Current global health projects
This program involves Doctor of Physical Therapy Program second-year students and faculty members traveling to Punta Gorda, Belize in January each year. The purpose of this trip is to engage in a service learning experience related to the topics of physical therapy and educational outreach.
Currently, Belize has very limited to no rehabilitation services. Students work with community partners and faculty to develop their own projects but are encouraged to build on the past projects, which include disability awareness in elementary aged school children, training of staff at a non-profit clinic and community outreach.
This program involves Doctor of Physical Therapy Program second-year students and faculty members traveling to San Lucas Toliman, Guatemala for a service-learning experience for two weeks in early summer. The project is coordinated with the School of Medicine and Public Health students and the community partner is with the San Lucas Community Health Care Program. Group participants will travel to rural satellite clinics around the southern and eastern areas near Lake Atitlan and work with local health promoters to enhance the rehabilitation care for the communities. Spanish language proficiency is recommended.
Established in 2010 in conjunction with the UW Center for Global Health, Doctor of Physical Therapy students and faculty travel to Uganda to participate in a three-week service learning project. Community partners in Uganda include Mulago Hospital and Makarere University in Kampala and Providence Home in Nkokonjeru which is a home for children and adults with disabilities. This project is offered in May to students at the end of their second year and coincides with the Health and Disease in Uganda Global Health Program.
Past global health programs
In past years, students in the program have also traveled to Ecuador and Honduras. The program will work in Belize and Peru this year.
Doctor of Physical Therapy Student Organization
All students are encouraged to join and participate in the Doctor of Physical Therapy Student Organization, UW-Madison's physical therapy student organization. The organization performs service, social and fundraising activities, such as:
- Outreach activities that help others learn about physical therapy, wellness and prevention
- Fundraisers including annual clothing and Bucky Book sales, a Bucky Race and massage days
- Social events for new and returning students
- A Big Brother/Big Sister Program, in which second-year students help orient first-year students to the program
The organization received the UW-Madison Morgridge Center for Public Service Award for Outstanding Service.
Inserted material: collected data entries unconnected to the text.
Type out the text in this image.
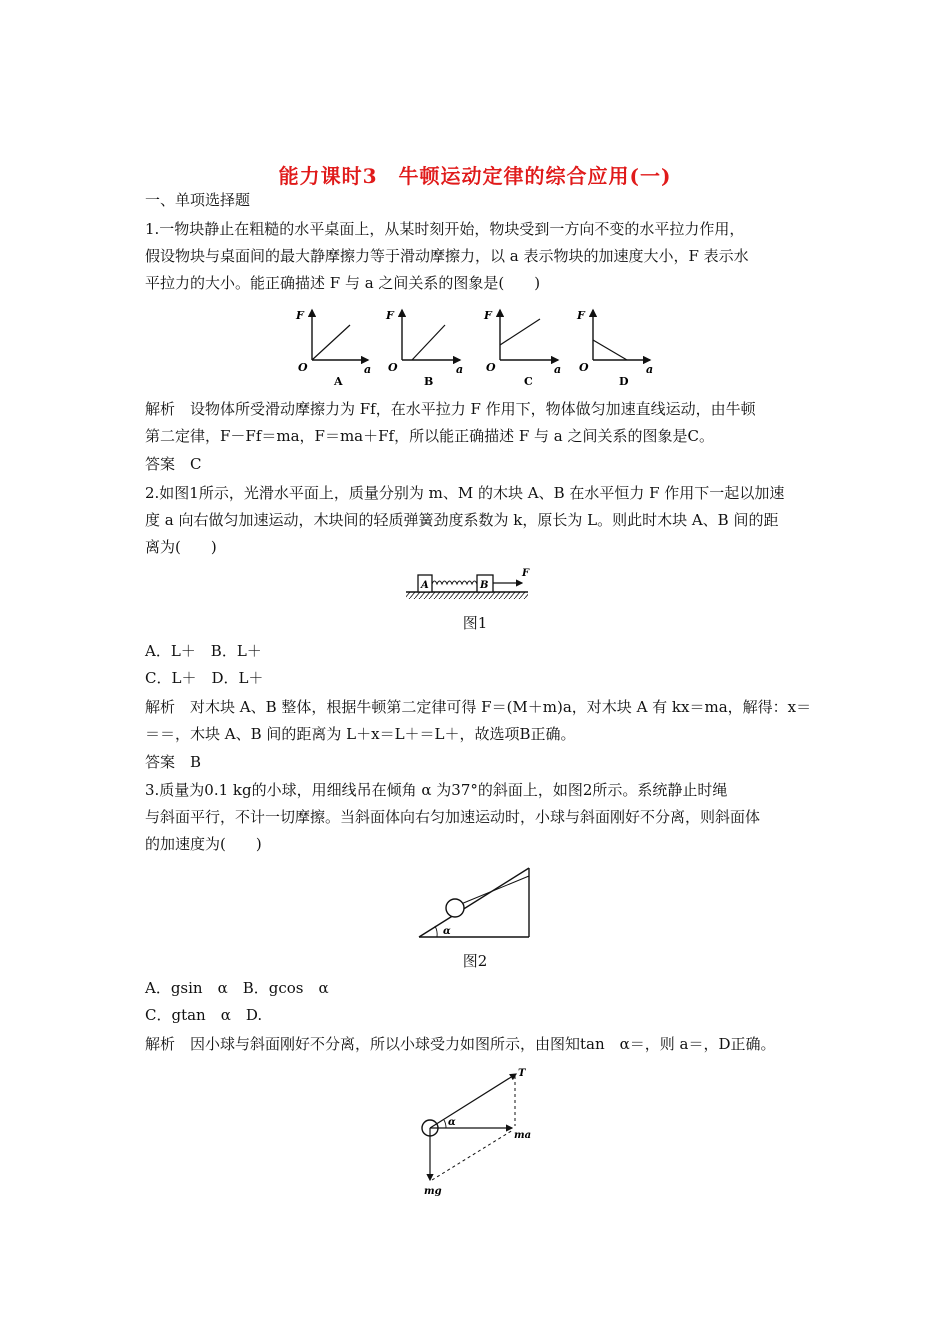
能力课时3　牛顿运动定律的综合应用(一)
一、单项选择题
1.一物块静止在粗糙的水平桌面上，从某时刻开始，物块受到一方向不变的水平拉力作用，
假设物块与桌面间的最大静摩擦力等于滑动摩擦力，以 a 表示物块的加速度大小，F 表示水
平拉力的大小。能正确描述 F 与 a 之间关系的图象是(　　)
F
O	a
A
F
O	a
B
F
O	a
C
F
O	a
D
解析　设物体所受滑动摩擦力为 Ff，在水平拉力 F 作用下，物体做匀加速直线运动，由牛顿
第二定律，F－Ff＝ma，F＝ma＋Ff，所以能正确描述 F 与 a 之间关系的图象是C。
答案　C
2.如图1所示，光滑水平面上，质量分别为 m、M 的木块 A、B 在水平恒力 F 作用下一起以加速
度 a 向右做匀加速运动，木块间的轻质弹簧劲度系数为 k，原长为 L。则此时木块 A、B 间的距
离为(　　)
A	B
F
图1
A．L＋　B．L＋
C．L＋　D．L＋
解析　对木块 A、B 整体，根据牛顿第二定律可得 F＝(M＋m)a，对木块 A 有 kx＝ma，解得：x＝
＝＝，木块 A、B 间的距离为 L＋x＝L＋＝L＋，故选项B正确。
答案　B
3.质量为0.1 kg的小球，用细线吊在倾角 α 为37°的斜面上，如图2所示。系统静止时绳
与斜面平行，不计一切摩擦。当斜面体向右匀加速运动时，小球与斜面刚好不分离，则斜面体
的加速度为(　　)
α
图2
A．gsin　α　B．gcos　α
C．gtan　α　D.
解析　因小球与斜面刚好不分离，所以小球受力如图所示，由图知tan　α＝，则 a＝，D正确。
α
T
ma
mg
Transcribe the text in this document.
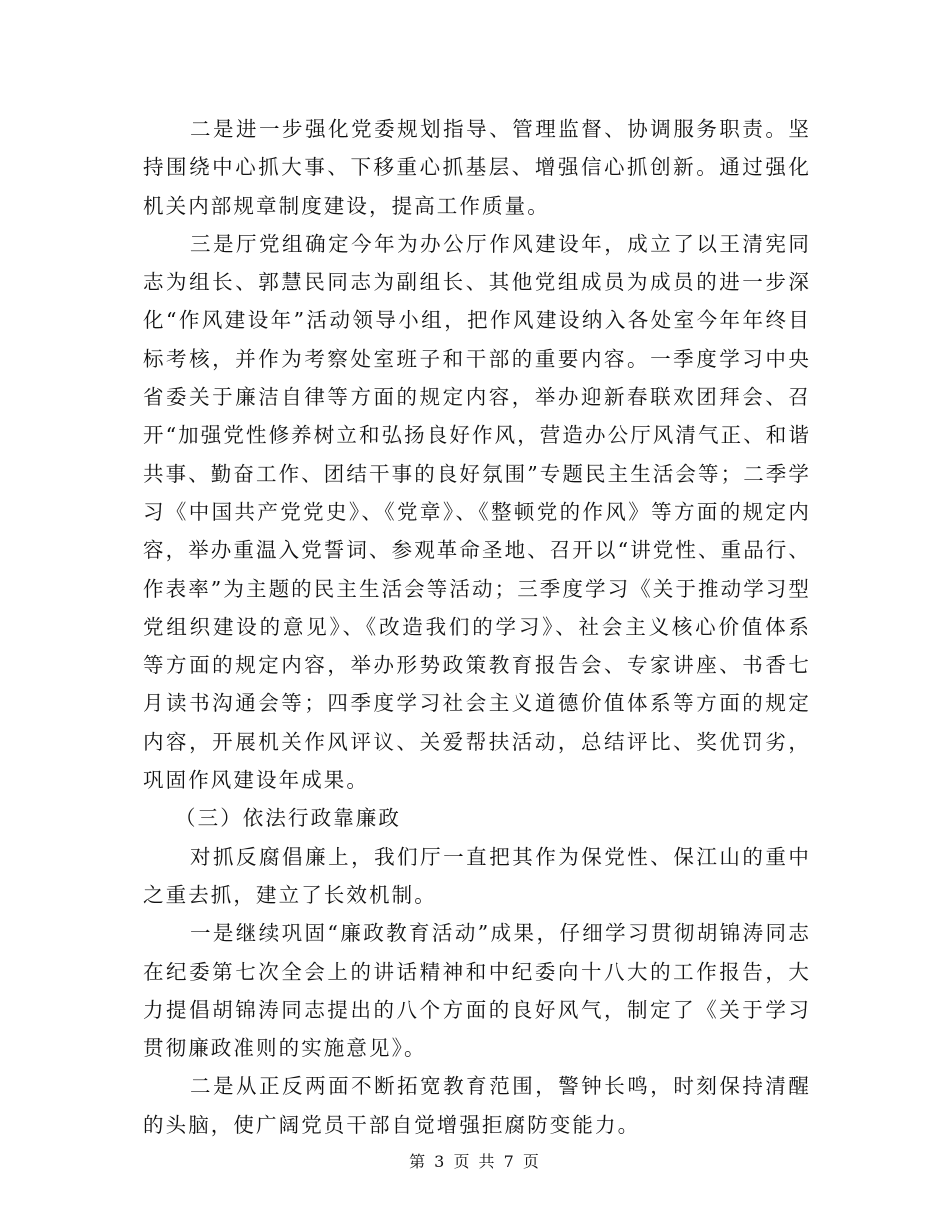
二是进一步强化党委规划指导、管理监督、协调服务职责。坚持围绕中心抓大事、下移重心抓基层、增强信心抓创新。通过强化机关内部规章制度建设，提高工作质量。

三是厅党组确定今年为办公厅作风建设年，成立了以王清宪同志为组长、郭慧民同志为副组长、其他党组成员为成员的进一步深化“作风建设年”活动领导小组，把作风建设纳入各处室今年年终目标考核，并作为考察处室班子和干部的重要内容。一季度学习中央省委关于廉洁自律等方面的规定内容，举办迎新春联欢团拜会、召开“加强党性修养树立和弘扬良好作风，营造办公厅风清气正、和谐共事、勤奋工作、团结干事的良好氛围”专题民主生活会等；二季学习《中国共产党党史》、《党章》、《整顿党的作风》等方面的规定内容，举办重温入党誓词、参观革命圣地、召开以“讲党性、重品行、作表率”为主题的民主生活会等活动；三季度学习《关于推动学习型党组织建设的意见》、《改造我们的学习》、社会主义核心价值体系等方面的规定内容，举办形势政策教育报告会、专家讲座、书香七月读书沟通会等；四季度学习社会主义道德价值体系等方面的规定内容，开展机关作风评议、关爱帮扶活动，总结评比、奖优罚劣，巩固作风建设年成果。

（三）依法行政靠廉政

对抓反腐倡廉上，我们厅一直把其作为保党性、保江山的重中之重去抓，建立了长效机制。

一是继续巩固“廉政教育活动”成果，仔细学习贯彻胡锦涛同志在纪委第七次全会上的讲话精神和中纪委向十八大的工作报告，大力提倡胡锦涛同志提出的八个方面的良好风气，制定了《关于学习贯彻廉政准则的实施意见》。

二是从正反两面不断拓宽教育范围，警钟长鸣，时刻保持清醒的头脑，使广阔党员干部自觉增强拒腐防变能力。

第 3 页 共 7 页
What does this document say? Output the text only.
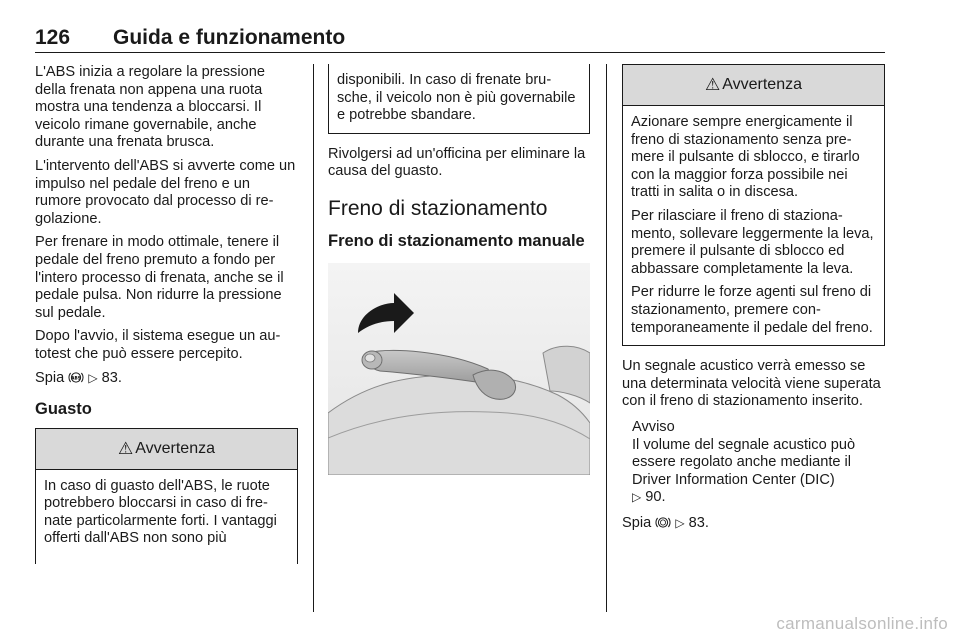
126 Guida e funzionamento

L'ABS inizia a regolare la pressione della frenata non appena una ruota mostra una tendenza a bloccarsi. Il veicolo rimane governabile, anche durante una frenata brusca.

L'intervento dell'ABS si avverte come un impulso nel pedale del freno e un rumore provocato dal processo di regolazione.

Per frenare in modo ottimale, tenere il pedale del freno premuto a fondo per l'intero processo di frenata, anche se il pedale pulsa. Non ridurre la pressione sul pedale.

Dopo l'avvio, il sistema esegue un autotest che può essere percepito.

Spia ABS ▷ 83.

Guasto

⚠ Avvertenza

In caso di guasto dell'ABS, le ruote potrebbero bloccarsi in caso di frenate particolarmente forti. I vantaggi offerti dall'ABS non sono più

disponibili. In caso di frenate brusche, il veicolo non è più governabile e potrebbe sbandare.

Rivolgersi ad un'officina per eliminare la causa del guasto.

Freno di stazionamento

Freno di stazionamento manuale

⚠ Avvertenza

Azionare sempre energicamente il freno di stazionamento senza premere il pulsante di sblocco, e tirarlo con la maggior forza possibile nei tratti in salita o in discesa.

Per rilasciare il freno di stazionamento, sollevare leggermente la leva, premere il pulsante di sblocco ed abbassare completamente la leva.

Per ridurre le forze agenti sul freno di stazionamento, premere contemporaneamente il pedale del freno.

Un segnale acustico verrà emesso se una determinata velocità viene superata con il freno di stazionamento inserito.

Avviso
Il volume del segnale acustico può essere regolato anche mediante il Driver Information Center (DIC)
▷ 90.

Spia ▷ 83.

carmanualsonline.info
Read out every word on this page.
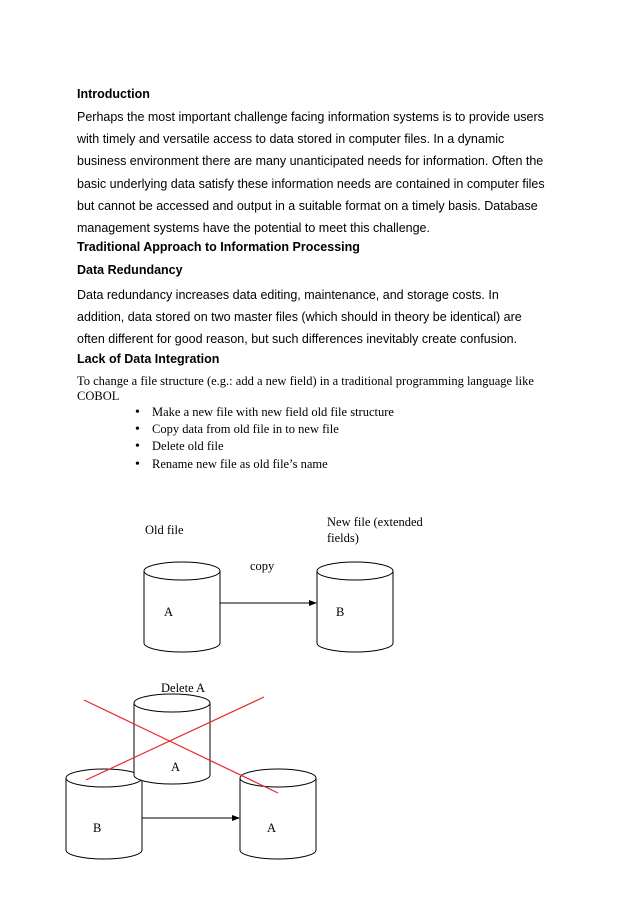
Introduction
Perhaps the most important challenge facing information systems is to provide users
with timely and versatile access to data stored in computer files. In a dynamic
business environment there are many unanticipated needs for information. Often the
basic underlying data satisfy these information needs are contained in computer files
but cannot be accessed and output in a suitable format on a timely basis. Database
management systems have the potential to meet this challenge.
Traditional Approach to Information Processing
Data Redundancy
Data redundancy increases data editing, maintenance, and storage costs. In
addition, data stored on two master files (which should in theory be identical) are
often different for good reason, but such differences inevitably create confusion.
Lack of Data Integration
To change a file structure (e.g.: add a new field) in a traditional programming language like
COBOL
• Make a new file with new field old file structure
• Copy data from old file in to new file
• Delete old file
• Rename new file as old file’s name
Old file
New file (extended
fields)
copy
A	B
Delete A
A
B	A
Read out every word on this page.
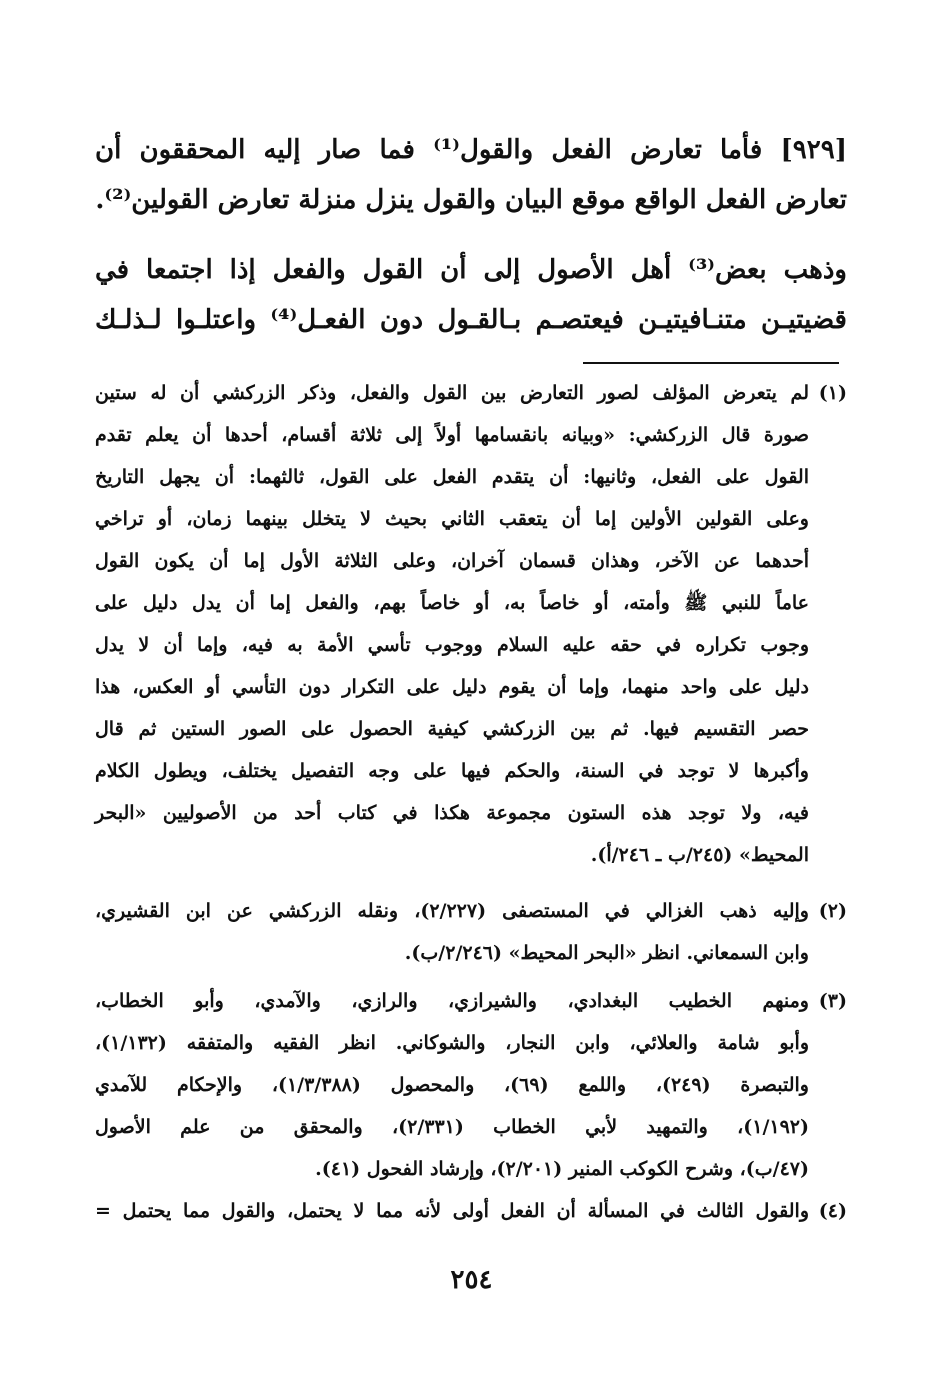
[٩٢٩] فأما تعارض الفعل والقول⁽¹⁾ فما صار إليه المحققون أن
تعارض الفعل الواقع موقع البيان والقول ينزل منزلة تعارض القولين⁽²⁾.
وذهب بعض⁽³⁾ أهل الأصول إلى أن القول والفعل إذا اجتمعا في
قضيتيـن متنـافيتيـن فيعتصـم بـالقـول دون الفعـل⁽⁴⁾ واعتلـوا لـذلـك
(١)
لم يتعرض المؤلف لصور التعارض بين القول والفعل، وذكر الزركشي أن له ستين
صورة قال الزركشي: «وبيانه بانقسامها أولاً إلى ثلاثة أقسام، أحدها أن يعلم تقدم
القول على الفعل، وثانيها: أن يتقدم الفعل على القول، ثالثهما: أن يجهل التاريخ
وعلى القولين الأولين إما أن يتعقب الثاني بحيث لا يتخلل بينهما زمان، أو تراخي
أحدهما عن الآخر، وهذان قسمان آخران، وعلى الثلاثة الأول إما أن يكون القول
عاماً للنبي ﷺ وأمته، أو خاصاً به، أو خاصاً بهم، والفعل إما أن يدل دليل على
وجوب تكراره في حقه عليه السلام ووجوب تأسي الأمة به فيه، وإما أن لا يدل
دليل على واحد منهما، وإما أن يقوم دليل على التكرار دون التأسي أو العكس، هذا
حصر التقسيم فيها. ثم بين الزركشي كيفية الحصول على الصور الستين ثم قال
وأكبرها لا توجد في السنة، والحكم فيها على وجه التفصيل يختلف، ويطول الكلام
فيه، ولا توجد هذه الستون مجموعة هكذا في كتاب أحد من الأصوليين «البحر
المحيط» (٢٤٥/ب ـ ٢٤٦/أ).
(٢)
وإليه ذهب الغزالي في المستصفى (٢/٢٢٧)، ونقله الزركشي عن ابن القشيري،
وابن السمعاني. انظر «البحر المحيط» (٢/٢٤٦/ب).
(٣)
ومنهم الخطيب البغدادي، والشيرازي، والرازي، والآمدي، وأبو الخطاب،
وأبو شامة والعلائي، وابن النجار، والشوكاني. انظر الفقيه والمتفقه (١/١٣٢)،
والتبصرة (٢٤٩)، واللمع (٦٩)، والمحصول (١/٣/٣٨٨)، والإحكام للآمدي
(١/١٩٢)، والتمهيد لأبي الخطاب (٢/٣٣١)، والمحقق من علم الأصول
(٤٧/ب)، وشرح الكوكب المنير (٢/٢٠١)، وإرشاد الفحول (٤١).
(٤)
والقول الثالث في المسألة أن الفعل أولى لأنه مما لا يحتمل، والقول مما يحتمل =
٢٥٤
The "Bucky Award" for service recognizes a student organization that has participated in service activities throughout the academic year and has hosted at least one service activity beneficial to the campus community. The selected student organization must also collaborate with at least one other student organization, while providing reflection for members after each activity.
Interprofessional Health Council
The Interprofessional Health Council represents multiple health professions programs and schools, with intent to engage in academic and non-academic activities.